9791034900169FS

    "Adele avait appris que les soucis des hommes sont mille fois plus sérieux que ceux des femmes"

A Bologne, Dora, la trentaine, handicapée, est mariée à Fabio. Elle rêve d'un enfant et ce désir inassouvi la torture, menace son couple et sa santé mentale. Pendant ce temps, Adele, presque dix-huit ans, va mettre au monde une petite fille, qu'elle s'apprête à confier à l'adoption. Cette décision déchirante semble s'imposer d'elle-même, tant la vie d'Adele est difficile et son avenir bouché... Entre un père en prison et une mère larguée, aigrie, sans le sou, Adele galère et continue d'aimer Manuel, le père de sa petite fille. Manuel, un voyou malmené par la vie, qui rêve de grandeur et n'est pas franchement prêt à assumer sa paternité. Et puis, il y a Zeno, le voisin, le bon élève, l'écrivain secret, amoureux d'Adele, en charge de sa mère malade. A Bologne, au centre et dans les quartiers populaires, on peut toujours en rêver, de cette vie parfaite, à défaut de la vivre... 

 L'an dernier j'ai lu et apprécié D'acier de Silvia Avallone, avec quelques bémols néanmoins. Mon amie Pousse m'a gentiment offert "La vie parfaite" et je m'y suis plongée avec plaisir.

La lecture fut plaisante : Silvia Avallone a une écriture très vivante, elle sait raconter une histoire, faire rebondir les situations (celle-là nous promet un joli twist que je n'attendais pas) construire des personnages très contemporains, pleins de fougue et de passion (on est en Italie, normal). Adele, Zeno et les autres sont empêtrés dans les difficultés, le déterminisme social est souvent en leur défaveur, mais ils ont de l'énergie à revendre. Et  surtout, ils aiment, ils sont fous d'amour, et l'amour les tient debout. 

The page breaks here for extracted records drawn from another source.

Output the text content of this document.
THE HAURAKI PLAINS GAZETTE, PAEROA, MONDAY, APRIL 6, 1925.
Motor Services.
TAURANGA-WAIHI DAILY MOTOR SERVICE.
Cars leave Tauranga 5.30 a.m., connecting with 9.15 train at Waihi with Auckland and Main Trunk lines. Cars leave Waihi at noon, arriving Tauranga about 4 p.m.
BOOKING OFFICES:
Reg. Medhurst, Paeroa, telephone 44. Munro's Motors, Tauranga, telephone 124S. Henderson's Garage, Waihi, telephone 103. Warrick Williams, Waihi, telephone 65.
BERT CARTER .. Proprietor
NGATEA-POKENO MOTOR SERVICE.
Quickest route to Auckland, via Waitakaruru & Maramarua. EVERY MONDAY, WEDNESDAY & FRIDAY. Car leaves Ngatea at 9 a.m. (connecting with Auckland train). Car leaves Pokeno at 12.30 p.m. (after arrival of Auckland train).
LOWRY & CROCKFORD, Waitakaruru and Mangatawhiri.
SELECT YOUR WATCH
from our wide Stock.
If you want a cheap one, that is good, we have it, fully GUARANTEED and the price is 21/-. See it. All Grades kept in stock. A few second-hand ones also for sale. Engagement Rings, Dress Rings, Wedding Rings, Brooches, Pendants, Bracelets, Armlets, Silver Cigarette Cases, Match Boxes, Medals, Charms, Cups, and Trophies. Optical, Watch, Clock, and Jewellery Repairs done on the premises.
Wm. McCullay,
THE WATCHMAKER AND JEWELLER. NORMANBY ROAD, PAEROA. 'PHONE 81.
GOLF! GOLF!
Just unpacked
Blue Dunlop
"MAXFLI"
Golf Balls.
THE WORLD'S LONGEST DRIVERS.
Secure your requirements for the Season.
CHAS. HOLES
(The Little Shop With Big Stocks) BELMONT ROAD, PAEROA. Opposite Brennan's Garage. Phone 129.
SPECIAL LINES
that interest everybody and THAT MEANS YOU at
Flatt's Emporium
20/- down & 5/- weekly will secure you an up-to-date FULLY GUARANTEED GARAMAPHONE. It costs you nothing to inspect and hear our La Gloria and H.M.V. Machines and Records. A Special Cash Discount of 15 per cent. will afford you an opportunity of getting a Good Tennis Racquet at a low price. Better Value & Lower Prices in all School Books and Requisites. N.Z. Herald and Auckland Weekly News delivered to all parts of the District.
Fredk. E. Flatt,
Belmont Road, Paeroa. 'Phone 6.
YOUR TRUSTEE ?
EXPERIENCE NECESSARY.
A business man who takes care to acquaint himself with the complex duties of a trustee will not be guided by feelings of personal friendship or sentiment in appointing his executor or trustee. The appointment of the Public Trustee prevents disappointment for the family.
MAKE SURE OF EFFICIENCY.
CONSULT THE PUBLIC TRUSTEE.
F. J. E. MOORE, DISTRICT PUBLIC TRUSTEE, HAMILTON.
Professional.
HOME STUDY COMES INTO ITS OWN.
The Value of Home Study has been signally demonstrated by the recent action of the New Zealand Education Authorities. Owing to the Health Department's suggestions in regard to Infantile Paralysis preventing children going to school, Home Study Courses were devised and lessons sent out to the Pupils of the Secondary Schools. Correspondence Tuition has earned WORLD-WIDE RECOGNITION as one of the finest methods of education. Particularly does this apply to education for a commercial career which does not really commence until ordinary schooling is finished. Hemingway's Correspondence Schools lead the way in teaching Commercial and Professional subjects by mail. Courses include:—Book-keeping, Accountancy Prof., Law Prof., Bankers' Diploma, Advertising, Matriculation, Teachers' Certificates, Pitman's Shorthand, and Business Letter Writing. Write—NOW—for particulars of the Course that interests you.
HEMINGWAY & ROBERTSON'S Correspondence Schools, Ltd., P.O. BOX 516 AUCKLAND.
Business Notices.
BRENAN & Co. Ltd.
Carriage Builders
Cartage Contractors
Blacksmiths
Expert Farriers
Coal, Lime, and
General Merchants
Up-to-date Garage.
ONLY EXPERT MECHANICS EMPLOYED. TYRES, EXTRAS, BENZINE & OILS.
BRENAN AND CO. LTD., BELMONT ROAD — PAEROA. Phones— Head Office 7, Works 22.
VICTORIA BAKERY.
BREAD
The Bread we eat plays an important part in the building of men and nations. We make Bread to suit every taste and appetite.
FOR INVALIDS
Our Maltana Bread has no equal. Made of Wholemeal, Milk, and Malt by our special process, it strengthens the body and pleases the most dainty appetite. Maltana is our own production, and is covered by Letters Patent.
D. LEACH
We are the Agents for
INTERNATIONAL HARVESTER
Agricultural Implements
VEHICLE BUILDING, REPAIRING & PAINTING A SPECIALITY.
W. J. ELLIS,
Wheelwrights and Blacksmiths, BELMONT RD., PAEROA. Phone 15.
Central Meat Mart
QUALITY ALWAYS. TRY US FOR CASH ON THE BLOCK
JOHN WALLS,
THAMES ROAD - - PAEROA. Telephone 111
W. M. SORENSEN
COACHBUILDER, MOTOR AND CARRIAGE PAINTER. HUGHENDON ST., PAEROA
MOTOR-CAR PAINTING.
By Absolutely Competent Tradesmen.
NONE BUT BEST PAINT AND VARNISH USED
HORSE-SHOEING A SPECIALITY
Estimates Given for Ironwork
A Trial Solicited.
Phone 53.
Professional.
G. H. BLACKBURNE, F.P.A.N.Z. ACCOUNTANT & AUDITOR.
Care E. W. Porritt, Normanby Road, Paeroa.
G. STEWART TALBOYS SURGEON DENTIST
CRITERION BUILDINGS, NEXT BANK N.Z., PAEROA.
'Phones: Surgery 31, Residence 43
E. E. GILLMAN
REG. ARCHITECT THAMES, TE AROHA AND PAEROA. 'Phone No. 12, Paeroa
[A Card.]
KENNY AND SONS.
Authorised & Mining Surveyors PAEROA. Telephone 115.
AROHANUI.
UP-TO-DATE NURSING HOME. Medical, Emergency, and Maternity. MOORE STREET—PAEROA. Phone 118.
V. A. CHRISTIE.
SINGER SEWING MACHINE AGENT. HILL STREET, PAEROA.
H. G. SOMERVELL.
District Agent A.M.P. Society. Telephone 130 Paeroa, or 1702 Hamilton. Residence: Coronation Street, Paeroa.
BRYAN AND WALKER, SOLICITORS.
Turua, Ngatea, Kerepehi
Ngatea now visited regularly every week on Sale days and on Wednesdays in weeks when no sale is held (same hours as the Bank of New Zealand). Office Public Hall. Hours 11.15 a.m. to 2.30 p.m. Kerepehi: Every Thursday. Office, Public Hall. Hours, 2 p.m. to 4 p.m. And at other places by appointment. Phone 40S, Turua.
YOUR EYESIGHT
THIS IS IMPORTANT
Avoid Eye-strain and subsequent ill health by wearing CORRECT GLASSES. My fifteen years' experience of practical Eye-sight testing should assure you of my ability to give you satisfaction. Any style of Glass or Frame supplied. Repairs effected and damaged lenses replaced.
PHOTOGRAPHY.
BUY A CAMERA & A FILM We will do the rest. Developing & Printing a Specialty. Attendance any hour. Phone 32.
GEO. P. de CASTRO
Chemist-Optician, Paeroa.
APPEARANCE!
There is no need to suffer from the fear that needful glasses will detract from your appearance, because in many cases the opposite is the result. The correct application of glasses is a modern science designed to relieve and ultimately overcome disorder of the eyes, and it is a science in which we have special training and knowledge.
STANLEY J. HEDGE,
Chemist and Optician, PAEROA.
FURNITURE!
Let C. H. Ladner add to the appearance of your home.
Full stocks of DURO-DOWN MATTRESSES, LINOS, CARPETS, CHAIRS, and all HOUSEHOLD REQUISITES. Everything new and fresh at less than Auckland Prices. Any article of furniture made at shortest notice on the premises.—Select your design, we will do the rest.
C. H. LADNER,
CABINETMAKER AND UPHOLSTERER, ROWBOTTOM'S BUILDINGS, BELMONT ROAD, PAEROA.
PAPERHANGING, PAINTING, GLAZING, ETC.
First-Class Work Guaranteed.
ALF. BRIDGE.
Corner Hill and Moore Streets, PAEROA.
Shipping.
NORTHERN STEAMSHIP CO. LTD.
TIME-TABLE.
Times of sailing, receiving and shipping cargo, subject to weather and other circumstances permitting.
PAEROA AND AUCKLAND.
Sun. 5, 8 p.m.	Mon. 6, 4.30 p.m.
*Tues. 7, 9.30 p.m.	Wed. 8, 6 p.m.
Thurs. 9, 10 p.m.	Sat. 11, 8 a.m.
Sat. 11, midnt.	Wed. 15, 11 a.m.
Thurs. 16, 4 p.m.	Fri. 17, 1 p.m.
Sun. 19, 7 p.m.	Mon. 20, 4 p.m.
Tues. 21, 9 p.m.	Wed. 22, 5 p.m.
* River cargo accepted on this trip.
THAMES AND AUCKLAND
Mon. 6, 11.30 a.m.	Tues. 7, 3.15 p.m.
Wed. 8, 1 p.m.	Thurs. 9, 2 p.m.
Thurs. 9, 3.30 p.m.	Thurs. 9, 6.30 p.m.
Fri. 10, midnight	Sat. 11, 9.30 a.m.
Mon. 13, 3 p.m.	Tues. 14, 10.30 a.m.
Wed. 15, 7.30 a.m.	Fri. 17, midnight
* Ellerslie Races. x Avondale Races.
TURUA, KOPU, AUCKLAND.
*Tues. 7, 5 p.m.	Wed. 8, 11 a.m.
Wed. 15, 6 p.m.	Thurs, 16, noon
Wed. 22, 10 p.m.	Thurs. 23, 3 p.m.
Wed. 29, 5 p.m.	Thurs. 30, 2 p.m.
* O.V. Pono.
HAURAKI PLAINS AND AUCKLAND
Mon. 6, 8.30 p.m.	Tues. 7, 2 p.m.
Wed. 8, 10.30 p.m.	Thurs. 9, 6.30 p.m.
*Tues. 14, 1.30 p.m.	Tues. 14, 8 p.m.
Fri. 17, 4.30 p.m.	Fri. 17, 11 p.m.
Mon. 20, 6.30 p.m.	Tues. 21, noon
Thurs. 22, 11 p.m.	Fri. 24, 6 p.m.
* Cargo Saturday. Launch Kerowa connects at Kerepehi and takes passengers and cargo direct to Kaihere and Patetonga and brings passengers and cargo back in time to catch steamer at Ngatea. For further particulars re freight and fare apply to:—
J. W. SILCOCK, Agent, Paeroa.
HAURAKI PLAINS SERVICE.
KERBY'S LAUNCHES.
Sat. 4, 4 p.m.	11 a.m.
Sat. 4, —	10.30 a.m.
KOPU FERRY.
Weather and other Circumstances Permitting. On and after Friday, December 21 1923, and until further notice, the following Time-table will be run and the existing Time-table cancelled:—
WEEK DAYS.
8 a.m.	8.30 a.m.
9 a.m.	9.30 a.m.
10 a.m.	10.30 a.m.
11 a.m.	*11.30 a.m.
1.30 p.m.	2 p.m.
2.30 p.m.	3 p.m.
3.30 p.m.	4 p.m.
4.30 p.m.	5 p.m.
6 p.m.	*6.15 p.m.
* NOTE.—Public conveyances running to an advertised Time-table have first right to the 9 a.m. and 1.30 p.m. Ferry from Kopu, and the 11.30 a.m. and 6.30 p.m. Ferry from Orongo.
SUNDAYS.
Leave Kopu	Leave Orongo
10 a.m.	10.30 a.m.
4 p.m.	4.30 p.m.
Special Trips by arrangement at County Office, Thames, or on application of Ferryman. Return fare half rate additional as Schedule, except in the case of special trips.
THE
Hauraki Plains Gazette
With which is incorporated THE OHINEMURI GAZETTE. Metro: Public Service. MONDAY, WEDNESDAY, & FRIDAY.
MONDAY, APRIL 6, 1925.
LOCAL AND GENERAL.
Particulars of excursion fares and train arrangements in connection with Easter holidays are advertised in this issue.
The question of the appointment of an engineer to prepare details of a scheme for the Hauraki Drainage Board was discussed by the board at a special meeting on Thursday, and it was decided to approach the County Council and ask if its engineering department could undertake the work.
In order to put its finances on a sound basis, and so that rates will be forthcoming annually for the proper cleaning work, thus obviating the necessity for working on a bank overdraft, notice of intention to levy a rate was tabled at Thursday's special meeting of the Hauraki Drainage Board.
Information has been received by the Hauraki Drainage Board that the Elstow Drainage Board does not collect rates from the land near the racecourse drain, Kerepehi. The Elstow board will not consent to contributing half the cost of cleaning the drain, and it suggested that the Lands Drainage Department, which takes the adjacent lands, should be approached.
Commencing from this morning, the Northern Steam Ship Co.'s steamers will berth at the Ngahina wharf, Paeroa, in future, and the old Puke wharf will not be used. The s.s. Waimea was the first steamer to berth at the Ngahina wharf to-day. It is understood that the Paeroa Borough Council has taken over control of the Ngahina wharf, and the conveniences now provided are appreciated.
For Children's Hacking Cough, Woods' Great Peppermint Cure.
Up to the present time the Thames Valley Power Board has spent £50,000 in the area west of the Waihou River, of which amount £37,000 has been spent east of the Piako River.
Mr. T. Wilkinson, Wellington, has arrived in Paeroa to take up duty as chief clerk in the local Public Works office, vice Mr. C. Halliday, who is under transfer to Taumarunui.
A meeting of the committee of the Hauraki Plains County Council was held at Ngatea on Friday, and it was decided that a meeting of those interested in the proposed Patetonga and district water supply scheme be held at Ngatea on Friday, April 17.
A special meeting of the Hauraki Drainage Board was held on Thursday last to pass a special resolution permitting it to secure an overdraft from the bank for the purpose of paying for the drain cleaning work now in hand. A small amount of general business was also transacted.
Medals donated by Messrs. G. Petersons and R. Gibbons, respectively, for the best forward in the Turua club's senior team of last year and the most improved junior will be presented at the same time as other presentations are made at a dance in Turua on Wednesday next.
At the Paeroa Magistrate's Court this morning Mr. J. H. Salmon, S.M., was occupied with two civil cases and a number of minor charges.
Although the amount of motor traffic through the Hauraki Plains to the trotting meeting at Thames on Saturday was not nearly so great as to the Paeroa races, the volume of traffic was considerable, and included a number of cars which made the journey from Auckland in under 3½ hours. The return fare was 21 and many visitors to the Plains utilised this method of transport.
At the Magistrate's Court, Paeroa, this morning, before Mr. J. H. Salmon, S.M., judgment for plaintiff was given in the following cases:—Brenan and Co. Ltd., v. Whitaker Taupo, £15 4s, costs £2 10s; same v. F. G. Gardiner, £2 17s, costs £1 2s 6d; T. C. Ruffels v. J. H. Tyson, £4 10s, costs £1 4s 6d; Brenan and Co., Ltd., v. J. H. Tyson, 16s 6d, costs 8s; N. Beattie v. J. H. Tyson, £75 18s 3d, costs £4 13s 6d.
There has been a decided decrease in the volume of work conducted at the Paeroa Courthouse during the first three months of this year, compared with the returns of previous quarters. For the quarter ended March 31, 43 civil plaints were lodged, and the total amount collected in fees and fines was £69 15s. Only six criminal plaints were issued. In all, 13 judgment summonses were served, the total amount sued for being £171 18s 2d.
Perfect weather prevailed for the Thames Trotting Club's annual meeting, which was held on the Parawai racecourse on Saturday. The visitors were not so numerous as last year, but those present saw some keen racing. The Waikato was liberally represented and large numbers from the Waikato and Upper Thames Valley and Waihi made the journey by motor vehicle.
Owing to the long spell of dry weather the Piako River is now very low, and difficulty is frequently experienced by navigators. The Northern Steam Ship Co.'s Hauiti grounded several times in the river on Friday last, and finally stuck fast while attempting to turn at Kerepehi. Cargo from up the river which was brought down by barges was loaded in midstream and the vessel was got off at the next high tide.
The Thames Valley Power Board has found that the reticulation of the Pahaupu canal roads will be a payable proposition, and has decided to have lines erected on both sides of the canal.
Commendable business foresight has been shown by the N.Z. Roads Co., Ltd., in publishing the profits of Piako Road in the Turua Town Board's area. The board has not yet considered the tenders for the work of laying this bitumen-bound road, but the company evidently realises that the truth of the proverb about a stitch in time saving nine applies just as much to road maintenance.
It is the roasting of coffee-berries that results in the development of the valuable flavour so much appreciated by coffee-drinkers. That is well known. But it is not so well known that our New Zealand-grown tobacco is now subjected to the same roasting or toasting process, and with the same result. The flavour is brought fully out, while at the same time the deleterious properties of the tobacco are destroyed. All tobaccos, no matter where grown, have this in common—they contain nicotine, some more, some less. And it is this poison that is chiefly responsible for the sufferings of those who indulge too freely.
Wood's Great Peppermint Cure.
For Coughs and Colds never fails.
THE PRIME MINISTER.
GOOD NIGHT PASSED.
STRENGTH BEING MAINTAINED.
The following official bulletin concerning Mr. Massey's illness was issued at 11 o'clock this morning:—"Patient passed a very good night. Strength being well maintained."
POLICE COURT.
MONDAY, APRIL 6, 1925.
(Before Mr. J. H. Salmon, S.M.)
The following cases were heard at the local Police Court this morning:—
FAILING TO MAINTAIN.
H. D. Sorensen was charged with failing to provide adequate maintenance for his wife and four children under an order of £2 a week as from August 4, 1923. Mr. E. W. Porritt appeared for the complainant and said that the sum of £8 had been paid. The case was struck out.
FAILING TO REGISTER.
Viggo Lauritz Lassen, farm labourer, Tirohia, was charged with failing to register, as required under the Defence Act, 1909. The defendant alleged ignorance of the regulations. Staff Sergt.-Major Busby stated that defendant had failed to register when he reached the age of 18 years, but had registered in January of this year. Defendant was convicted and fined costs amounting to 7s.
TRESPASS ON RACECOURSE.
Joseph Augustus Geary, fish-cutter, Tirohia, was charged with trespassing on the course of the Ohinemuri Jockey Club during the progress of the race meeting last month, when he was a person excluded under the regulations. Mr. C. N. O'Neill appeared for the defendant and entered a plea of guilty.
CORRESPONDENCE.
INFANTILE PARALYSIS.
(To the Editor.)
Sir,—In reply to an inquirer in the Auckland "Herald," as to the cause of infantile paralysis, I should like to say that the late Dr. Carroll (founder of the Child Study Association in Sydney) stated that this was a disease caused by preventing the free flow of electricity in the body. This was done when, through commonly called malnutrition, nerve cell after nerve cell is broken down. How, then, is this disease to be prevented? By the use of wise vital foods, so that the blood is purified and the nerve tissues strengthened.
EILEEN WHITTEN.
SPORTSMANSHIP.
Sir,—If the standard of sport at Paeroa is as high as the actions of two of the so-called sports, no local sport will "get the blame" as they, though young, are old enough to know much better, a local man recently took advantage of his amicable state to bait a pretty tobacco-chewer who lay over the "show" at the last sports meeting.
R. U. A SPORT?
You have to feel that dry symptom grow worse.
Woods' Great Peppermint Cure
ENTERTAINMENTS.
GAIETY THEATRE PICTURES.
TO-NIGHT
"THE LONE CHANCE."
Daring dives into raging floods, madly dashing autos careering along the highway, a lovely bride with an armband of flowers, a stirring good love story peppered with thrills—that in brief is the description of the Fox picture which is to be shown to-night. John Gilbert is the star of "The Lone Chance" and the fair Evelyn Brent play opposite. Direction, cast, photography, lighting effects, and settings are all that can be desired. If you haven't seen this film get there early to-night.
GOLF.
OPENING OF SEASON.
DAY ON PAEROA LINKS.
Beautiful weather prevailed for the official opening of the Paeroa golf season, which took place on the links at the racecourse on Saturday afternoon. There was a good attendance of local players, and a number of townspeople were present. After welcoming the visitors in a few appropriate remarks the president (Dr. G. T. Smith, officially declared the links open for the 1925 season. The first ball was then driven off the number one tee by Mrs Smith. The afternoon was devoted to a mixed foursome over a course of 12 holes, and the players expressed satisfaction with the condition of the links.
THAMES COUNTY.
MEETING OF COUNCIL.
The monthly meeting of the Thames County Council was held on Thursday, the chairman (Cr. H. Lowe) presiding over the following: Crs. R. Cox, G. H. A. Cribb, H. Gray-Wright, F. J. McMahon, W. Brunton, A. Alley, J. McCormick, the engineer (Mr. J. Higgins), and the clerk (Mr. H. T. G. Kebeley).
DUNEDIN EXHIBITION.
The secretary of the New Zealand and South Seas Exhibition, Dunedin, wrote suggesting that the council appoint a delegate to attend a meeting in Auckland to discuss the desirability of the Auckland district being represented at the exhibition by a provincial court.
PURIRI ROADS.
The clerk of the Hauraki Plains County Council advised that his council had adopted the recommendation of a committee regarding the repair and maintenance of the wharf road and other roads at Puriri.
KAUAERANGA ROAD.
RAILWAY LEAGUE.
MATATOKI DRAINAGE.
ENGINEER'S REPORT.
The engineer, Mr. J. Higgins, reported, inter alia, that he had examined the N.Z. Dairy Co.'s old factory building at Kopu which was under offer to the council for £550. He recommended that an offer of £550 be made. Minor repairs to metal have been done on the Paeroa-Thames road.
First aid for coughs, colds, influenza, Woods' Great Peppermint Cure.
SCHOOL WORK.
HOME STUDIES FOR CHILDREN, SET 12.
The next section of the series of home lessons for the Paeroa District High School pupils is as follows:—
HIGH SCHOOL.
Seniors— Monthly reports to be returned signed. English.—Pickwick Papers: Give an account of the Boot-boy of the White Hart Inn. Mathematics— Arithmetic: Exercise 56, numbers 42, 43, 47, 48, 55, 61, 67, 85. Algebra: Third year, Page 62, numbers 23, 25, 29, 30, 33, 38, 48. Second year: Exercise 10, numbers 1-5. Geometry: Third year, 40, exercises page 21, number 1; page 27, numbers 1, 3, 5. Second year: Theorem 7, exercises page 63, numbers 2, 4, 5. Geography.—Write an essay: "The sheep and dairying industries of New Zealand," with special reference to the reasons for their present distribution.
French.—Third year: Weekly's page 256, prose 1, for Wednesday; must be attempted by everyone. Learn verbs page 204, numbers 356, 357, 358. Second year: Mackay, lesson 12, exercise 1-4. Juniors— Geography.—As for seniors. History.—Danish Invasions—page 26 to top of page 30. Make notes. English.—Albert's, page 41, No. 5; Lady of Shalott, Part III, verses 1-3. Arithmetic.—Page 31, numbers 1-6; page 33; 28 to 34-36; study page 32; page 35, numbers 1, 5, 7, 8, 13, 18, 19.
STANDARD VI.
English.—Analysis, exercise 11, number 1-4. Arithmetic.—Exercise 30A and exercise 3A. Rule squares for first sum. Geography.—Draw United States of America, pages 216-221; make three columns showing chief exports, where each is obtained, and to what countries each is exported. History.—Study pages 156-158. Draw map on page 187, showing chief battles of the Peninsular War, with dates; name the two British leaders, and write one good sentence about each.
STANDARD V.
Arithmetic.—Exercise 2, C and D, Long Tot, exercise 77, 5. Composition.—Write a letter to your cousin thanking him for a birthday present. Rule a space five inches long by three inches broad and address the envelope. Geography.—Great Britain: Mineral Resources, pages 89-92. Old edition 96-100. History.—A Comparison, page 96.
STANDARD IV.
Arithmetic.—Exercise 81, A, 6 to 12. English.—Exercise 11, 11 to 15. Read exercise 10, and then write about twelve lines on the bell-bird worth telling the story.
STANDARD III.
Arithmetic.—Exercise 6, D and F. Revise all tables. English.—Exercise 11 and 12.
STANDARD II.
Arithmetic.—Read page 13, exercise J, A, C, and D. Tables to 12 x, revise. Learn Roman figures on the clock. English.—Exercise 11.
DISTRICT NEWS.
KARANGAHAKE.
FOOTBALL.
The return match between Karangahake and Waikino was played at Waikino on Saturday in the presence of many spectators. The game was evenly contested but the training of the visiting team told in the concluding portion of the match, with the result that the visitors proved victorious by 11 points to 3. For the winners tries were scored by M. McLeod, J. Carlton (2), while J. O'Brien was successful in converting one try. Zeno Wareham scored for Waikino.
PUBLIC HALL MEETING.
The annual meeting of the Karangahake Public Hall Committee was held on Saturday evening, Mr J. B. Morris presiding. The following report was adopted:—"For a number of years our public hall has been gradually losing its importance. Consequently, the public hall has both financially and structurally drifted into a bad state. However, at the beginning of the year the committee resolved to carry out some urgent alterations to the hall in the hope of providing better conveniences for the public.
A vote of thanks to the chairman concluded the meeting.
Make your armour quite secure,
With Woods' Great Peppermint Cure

J'émets toutefois les mêmes critiques que pour "D'acier". Je n'ai pas toujours cru à ce que je lisais. Il faut dire que la mule est quand même bien chargée :  dans "La vie parfaite", on trouve à peu près tout les drames possibles et imaginables : des crimes (même un parricide) des parents toxiques, obèses ou alcooliques ou les trois à la fois, des accidents terribles, du handicap, de la stérilité, des violences conjugales... Je n'ai pas trouvé les personnages très crédibles (cette Dora, franchement, on n'a pas du tout envie de lui confier un enfant. Elle est complètement folle, on a juste envie de partir en courant en la voyant arriver, quant à Manuel, il a lu Dostoïevski et avec mes a priori bien pourris, je n'y crois pas une seconde) ils sont encore une fois trop beaux ou trop laids, trop amochés par la vie, ne me demandez pas pourquoi, mais ça me gêne. Si tout est permis dans la fiction, il faut quand même que le lecteur croit un minimum à ce qui lui est raconté... 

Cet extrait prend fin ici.